Вернувшись в лагерь, Калиныч рассказал Васвас о том, что он видел в коммуне, и наутро, взяв в совхозе подводу, уехал в районный центр очень рассерженный.
А ребятам экскурсия понравилась. При одном воспоминании о молоке и меде, которым их угостили в коммуне, они облизывались. И не понимали, почему рассердился старый слесарь, увидев такую прекрасную жизнь.
— Чудак, они же в «Красном луче» уже сейчас живут, как при коммунизме, — говорили одни.
— А может, и не чудак — нельзя маленькой кучке жить роскошно, как при коммунизме, когда весь народ живет еще плохо. Коммунизм должен быть для всех! — возражали другие.
Звено девочек, оставшееся во время экскурсии дежурить в лагере, взволновалось. Им захотелось тоже посмотреть чудеса коммуны «Красный луч». И немедленно.
Васвас заколебалась, не решаясь пускать их одних, но Сима настояла на своем. Да и Федя сказал:
— Пусть прогуляются, ничего им не сделается. Народ в коммуне гостеприимный, таким обедом угостят, что дня два потом будут сыты!
И вот звено «Красная швея» под командой решительной Симы переправилось на пароме через Оку и, проделав марш по заречью, украшенное венками из луговых цветов, явилось в коммуну. И, так же как ребята, девочки были восхищены и резвыми скакунами, и милыми телятами, и всем хозяйством молодых тружеников земли. Ну и, конечно, их славным угощением.

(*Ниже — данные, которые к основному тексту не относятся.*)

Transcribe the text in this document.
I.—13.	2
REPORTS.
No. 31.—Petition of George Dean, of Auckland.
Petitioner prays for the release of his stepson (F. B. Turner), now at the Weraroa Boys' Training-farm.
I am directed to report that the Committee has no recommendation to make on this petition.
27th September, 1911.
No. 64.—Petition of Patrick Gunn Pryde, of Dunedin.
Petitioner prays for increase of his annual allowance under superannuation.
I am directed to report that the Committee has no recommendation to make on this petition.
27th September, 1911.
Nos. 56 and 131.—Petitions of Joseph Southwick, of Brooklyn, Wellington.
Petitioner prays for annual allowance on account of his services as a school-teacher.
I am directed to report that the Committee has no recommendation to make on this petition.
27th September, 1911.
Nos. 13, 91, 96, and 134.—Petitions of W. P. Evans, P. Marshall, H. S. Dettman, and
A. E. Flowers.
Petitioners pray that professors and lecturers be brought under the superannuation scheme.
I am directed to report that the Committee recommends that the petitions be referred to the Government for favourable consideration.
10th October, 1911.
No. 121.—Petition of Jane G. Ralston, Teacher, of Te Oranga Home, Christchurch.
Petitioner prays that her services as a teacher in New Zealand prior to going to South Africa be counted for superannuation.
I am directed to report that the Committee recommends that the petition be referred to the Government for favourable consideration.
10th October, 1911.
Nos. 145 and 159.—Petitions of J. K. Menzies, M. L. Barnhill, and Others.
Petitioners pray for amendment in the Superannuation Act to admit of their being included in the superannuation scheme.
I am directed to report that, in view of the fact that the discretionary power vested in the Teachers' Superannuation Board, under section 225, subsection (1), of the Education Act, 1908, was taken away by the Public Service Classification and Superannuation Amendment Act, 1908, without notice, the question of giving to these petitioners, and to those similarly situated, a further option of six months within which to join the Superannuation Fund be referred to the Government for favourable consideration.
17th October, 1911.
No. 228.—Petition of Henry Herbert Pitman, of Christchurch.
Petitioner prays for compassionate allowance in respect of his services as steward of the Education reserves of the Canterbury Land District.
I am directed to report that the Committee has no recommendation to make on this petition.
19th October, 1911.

Гостеприимные комсомольцы добродушно вспоминали сердитого Калиныча и, посмеиваясь, говорили:
— Дед монашками нас обозвал, а?
— Пригрозил, что в райкоме будет разбираться, кто мы — комсомольцы в коммуне или монашки в монастыре!
— Мы думали — жизнь перегнали, создав показательную коммуну, а он говорит — от жизни оторвались!
«А вот сейчас я проверю, оторвались они от жизни или не оторвались», подумала Сима и неожиданно спросила:
— Скажите, пожалуйста, где скрываются самогонщики, отравляющие народ зеленым зельем?
— Везде их полно. Гонят самогон в банях, в клунях, в овинах в каждом селе, — ответил Колобков.
— А чего же вы их не ловите?
— Это дело милиции поручено.
— А в лесу они не скрываются?
— Про это не знаем, не слыхали… Да и зачем бы им в лесу?
Сима переглянулась с подругами — они-то знали. Своими глазами видели, что делается в чаще леса. Ну, ладно, утрут же нос они местным комсомольцам, показав, как надо ловить шайки самогонщиков!
Вот только вопрос, как это сделать? Своими силами с такой шайкой не справишься. Надо привлечь милицию.
И надо же быть такому везению — на обратном пути из коммуны девочки встретили на перевозе милиционера.